Tell your IdP admin that this is how the settings should look at the bottom:

Protocol Settings

Assertion Consumer Service URL  |
Endpoint | URL: /saml/acs.php (POST)
Allowable SAML Bindings |  
Artifact | false
POST | true
Redirect | true
SOAP | false
Signature Policy |  
Require digitally signed AuthN requests | false
Always Sign Assertion | true
Sign Response As Required | false
Encryption Policy |  
Status | Inactive

Credentials

Digital Signature Settings |  
Selected Certificate | redacted
Include Certificate in KeyInfo | true
Include Raw Key in KeyValue | false
Selected Signing Algorithm | RSA SHA256

[jdawger291]

Thank you for the reply.
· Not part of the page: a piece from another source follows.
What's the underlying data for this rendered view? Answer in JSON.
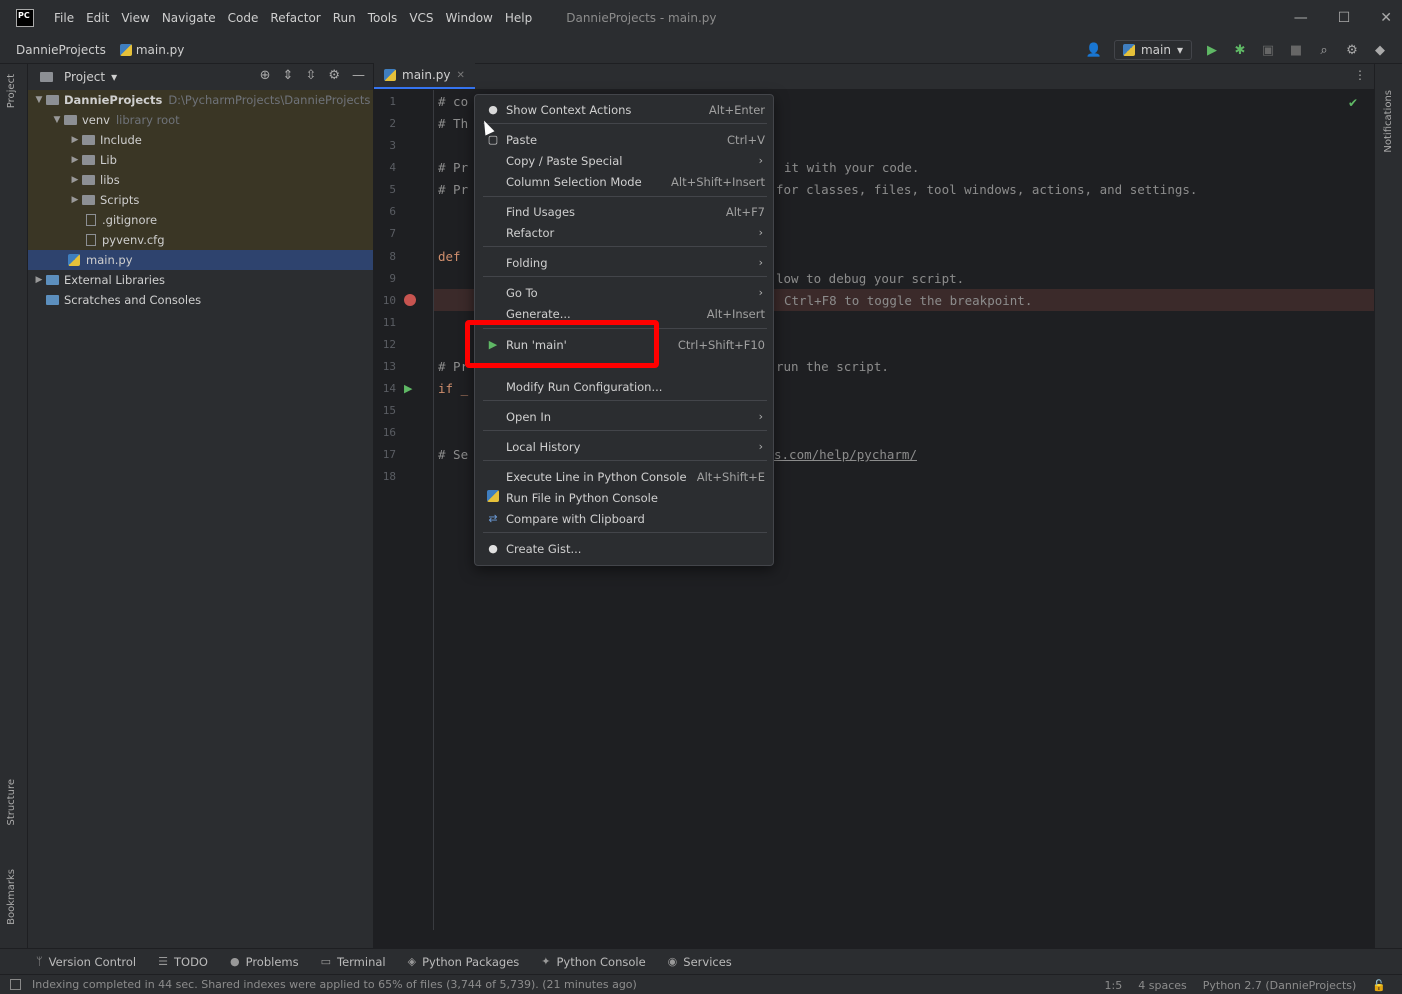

Will work on upgrading OpenDCIM and php components and try again. Will post results once I have the upgraded components in place.

[jdawger291]

A couple of questions my IdP wanted to get some clarification on

1. What does "Unable to extract public key" refer to? I think it might be talking about the IdP cert I generated from Pingfed but looking for confirmation.
2. Is a SP x509 cert required for setting a connection up? The settings provided for PingFederate essentially prevent that type of certificate from being set on the connection on my end.

Thanks,

Jeremy

[samilliken]

The OneLogin library won't initialize correctly without you creating a key/certificate pair on your (SP) end, whether you want to require it or not. We never require that in our IdP at $dayjob because we lock down the profile to specific DNS addresses within domains that we control. The IdP should absolutely be signing messages with a certificate and if your IdP isn't being configured to do so, you're opening yourself up for one of the most trivial injection attacks around in terms of SAML. The "easy button" way of doing things since you're using PingFed is to get the metadata URL from your IdP Admin so that you can use it for configuration of openDCIM. Typically it would be https://idp.yourcompany.com/pf/federation_metadata.ping?PartnerSpId=<your_unique_profile_id> and when I use that there's not much else to have to configure.

[jdawger291]

So forgive my ignorance with the key/certificate pair, but I may ask a stupid question here. I utilized the easy button on the SAML config page in openDCIM to generate the key pair and gave my IdP admin the cert from that creation. Do I need to add the key/cert in a .conf file on my side (i.e. httpd.conf) as well or is that all my IdP admin would need?

[jdawger291]

Nevermind, found one additional configuration on the IdP that did not match with what you had provided earlier. Thank you for the assistance.